One thing is for sure, I won’t forget either his joke about conspiracy theorists or his Philip Scofield routine for a long time.

When addressing the rise of global fascism, this American born comedian, who was lived in the UK for more than 20-years now, is probably not trying to upset anyone with his searing honesty. At least now he has done a fair bit of telly, here is a comedian who attracts audiences who arrive knowing exactly why they bought a ticket in the first place and are primed and ready to laugh. 
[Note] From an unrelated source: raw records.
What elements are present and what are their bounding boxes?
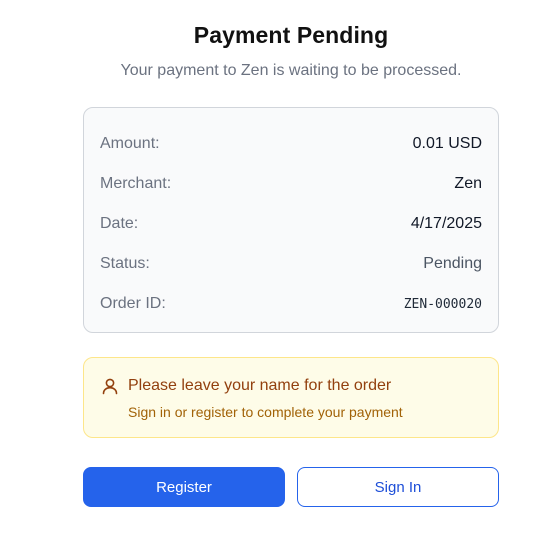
- name-required-notice: Please leave your name for the order Sig…: [83, 357, 499, 438]
- order-id-row: Order ID: ZEN-000020: [100, 292, 482, 316]
- user-icon: [101, 377, 119, 395]
- amount-value: 0.01 USD: [412, 135, 482, 152]
- notice-text: Sign in or register to complete your pay…: [128, 404, 403, 420]
- register-button[interactable]: Register: [83, 467, 285, 507]
- order-id-label: Order ID:: [100, 295, 166, 312]
- amount-label: Amount:: [100, 135, 160, 152]
- merchant-value: Zen: [454, 175, 482, 192]
- date-row: Date: 4/17/2025: [100, 212, 482, 236]
- amount-row: Amount: 0.01 USD: [100, 132, 482, 156]
- notice-heading: Please leave your name for the order: [128, 377, 392, 394]
- status-value: Pending: [423, 255, 482, 272]
- order-id-value: ZEN-000020: [403, 296, 482, 312]
- status-row: Status: Pending: [100, 252, 482, 276]
- date-label: Date:: [100, 215, 139, 232]
- date-value: 4/17/2025: [410, 215, 482, 232]
- page-title: Payment Pending: [193, 22, 389, 48]
- payment-details-card: Amount: 0.01 USD Merchant: Zen Date: 4/1…: [83, 107, 499, 333]
- sign-in-button[interactable]: Sign In: [297, 467, 499, 507]
- payment-pending-page: Payment Pending Your payment to Zen is w…: [0, 0, 551, 533]
- status-label: Status:: [100, 255, 150, 272]
- merchant-row: Merchant: Zen: [100, 172, 482, 196]
- page-subtitle: Your payment to Zen is waiting to be pro…: [120, 62, 462, 79]
- merchant-label: Merchant:: [100, 175, 172, 192]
Eh Up! My Owd Flowers- The Charlie Williams Story

Pleasance Courtyard- 2

Writer/Director; Chris England.

Reviewer: Mark Ritchie

Star Rating- Five Stars XXXXX

Charlie Williams was the very first black comedian to become a household name on T.V screens, when he hit the big time, during the 1970’s. I confess to having known him personally, as well as members of his family and many mutual friends. We were born in neighbouring Yorkshire mining villages. My late father was in Charlie’s class at school and I went to school with Charlie’s two children. With so much connecting us, I could easily have slipped into the sentimentality trap, when writing this review. There is often little room for sentiment in showbusiness and readers will find none here.

This is ostensibly a two-hander, with a lightness of touch within the story, which is an approach inspired by the fact that Charlie Williams never took either himself or the world in general too seriously. He was simply a black man trying to make his way in a country that was almost completely white back then.
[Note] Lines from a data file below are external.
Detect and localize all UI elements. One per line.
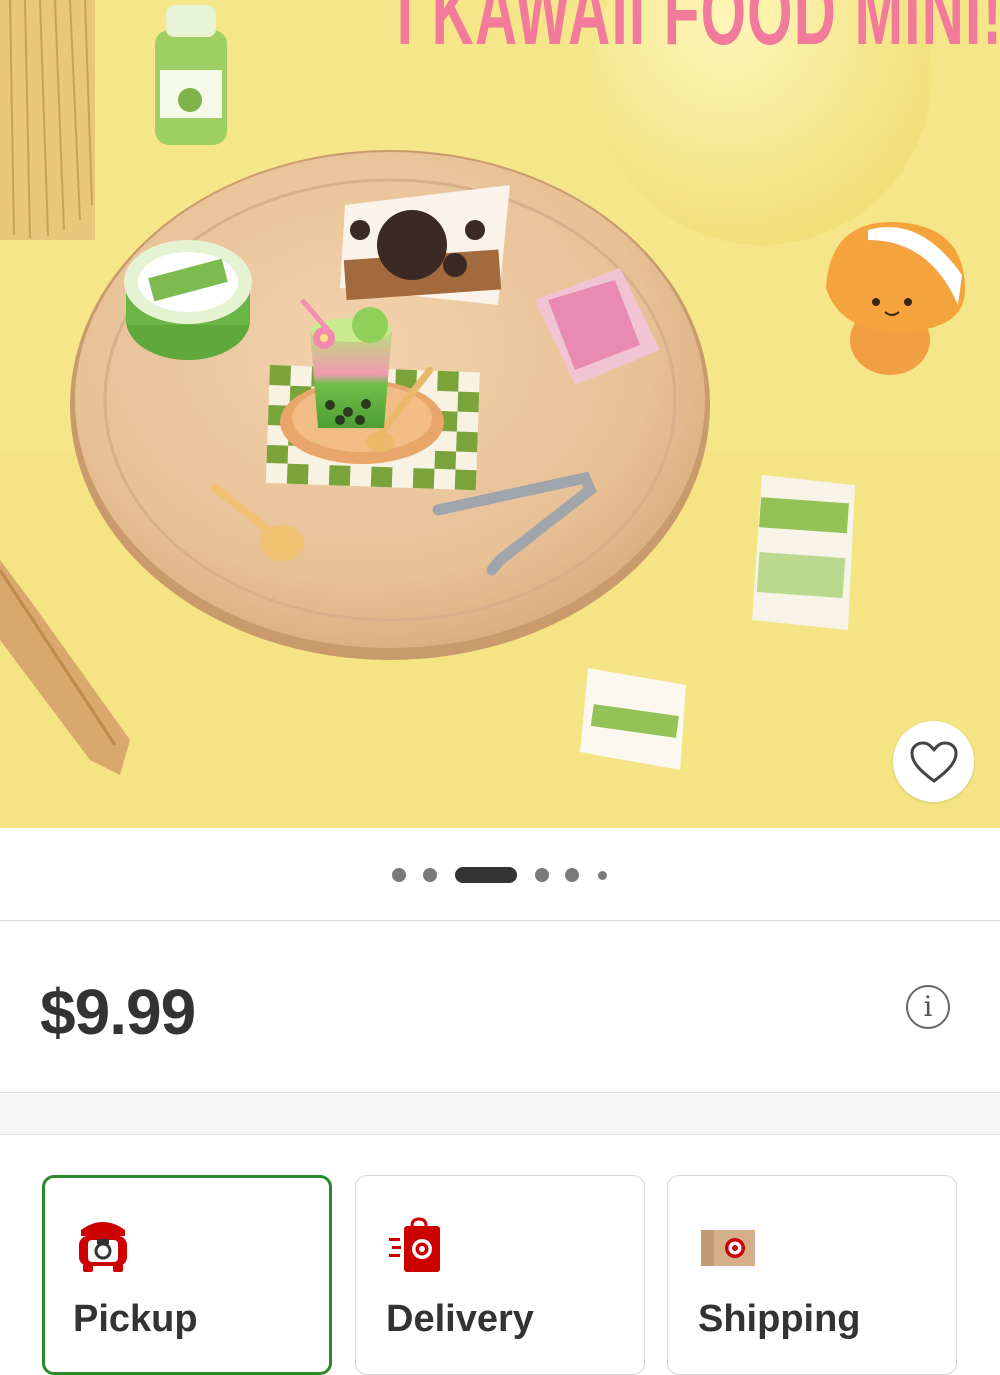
carousel-dot[interactable] xyxy=(598,871,607,880)
carousel-dot[interactable] xyxy=(392,868,406,882)
carousel-dot[interactable] xyxy=(423,868,437,882)
favorite-button[interactable] xyxy=(893,721,974,802)
delivery-bag-icon xyxy=(389,1217,440,1272)
section-separator xyxy=(0,1092,1000,1135)
fulfillment-label: Delivery xyxy=(386,1298,534,1340)
fulfillment-option-shipping[interactable]: Shipping xyxy=(667,1175,957,1375)
price-info-button[interactable]: i xyxy=(906,985,950,1029)
info-icon: i xyxy=(923,990,933,1023)
carousel-dot[interactable] xyxy=(565,868,579,882)
fulfillment-option-delivery[interactable]: Delivery xyxy=(355,1175,645,1375)
divider xyxy=(0,920,1000,921)
shipping-box-icon xyxy=(701,1230,755,1266)
product-image[interactable]: I KAWAII FOOD MINI! xyxy=(0,0,1000,828)
carousel-dot-active[interactable] xyxy=(455,867,517,883)
product-photo xyxy=(0,0,1000,828)
image-banner-text: I KAWAII FOOD MINI! xyxy=(396,0,1000,64)
product-price: $9.99 xyxy=(40,976,196,1048)
fulfillment-label: Pickup xyxy=(73,1298,198,1340)
carousel-dot[interactable] xyxy=(535,868,549,882)
image-carousel-indicator xyxy=(0,866,1000,884)
heart-outline-icon xyxy=(910,741,957,782)
fulfillment-option-pickup[interactable]: Pickup xyxy=(42,1175,332,1375)
fulfillment-label: Shipping xyxy=(698,1298,861,1340)
store-pickup-icon xyxy=(79,1222,127,1272)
Coal-mining from the age of 14 was followed by a career in professional football, before Charlie launched himself as a singer, known back then as Mel Williams. Plucked from the then burgeoning working men’s club scene of the 70’s by TV producer Johnnie Hamp, to star in a show called The Comedians, fame followed and Charlie’s life as the only well-known black stand-up comedian in the U.K paved the way for others to follow. There were a few other black comedy performers around in the clubs at the time, such as Astor and Jos White, but it was Charlie who was first to make it to the bigtime.

Playing the lead role of Williams is Tony Marshall, who gives a performance that is as textured and nuanced as it is possible to be. The audience can actually discern the off-stage Charlie, suddenly switching to on-stage mannerisms in a single glint of Mr Marshalls twinkling eye. Probably for those of us who knew Charlie, the effect is more profound, but a clever soundtrack and a trawl down the years of his career presents many opportunities for light and shade.

This being a truncated affair, produced specifically for an Edinburgh time slot, there is sure to be more time within the full two-hour show with which to add even more depth and pace. Nick Read plays all the other parts and brings much comedy deftness to what is a wide piece of acting territory to attempt. Amongst others, Read plays the parts of a coal-miner, Johnnie Hamp and fellow comedians Frank Carson and Bernard Manning. One of the comedy highlights was when Mr Read plays a skittish one-eyed pit pony.

The show is full of laughs, but astutely questions whether Charlie was aware of reinforcing racial stereotypes. According to some of the early proponents of P.C, the nay-sayers of the day pointed towards allegations of Charlie’s complicity with those who played the racists games. He even agreed at one stage to appear at a nightclub full of white people in Rhodesia, which is now known as Zimbabwe. This was long before apartheid barriers had been broken down in neighbouring South Africa.

I can’t find suitable superlatives to describe the performance of Tony Marshall. This is not simply an actor performing an impression. This is a quite spookily presented portrayal of a man who arrived on-stage delivering a fruity welcoming exhortation, that provides the title for this work.

In my mind’s eye, I can see Charlie now, walking on-stage, armed with a big toothy grin and his first words into the microphone….Eh Up My Old Flowers!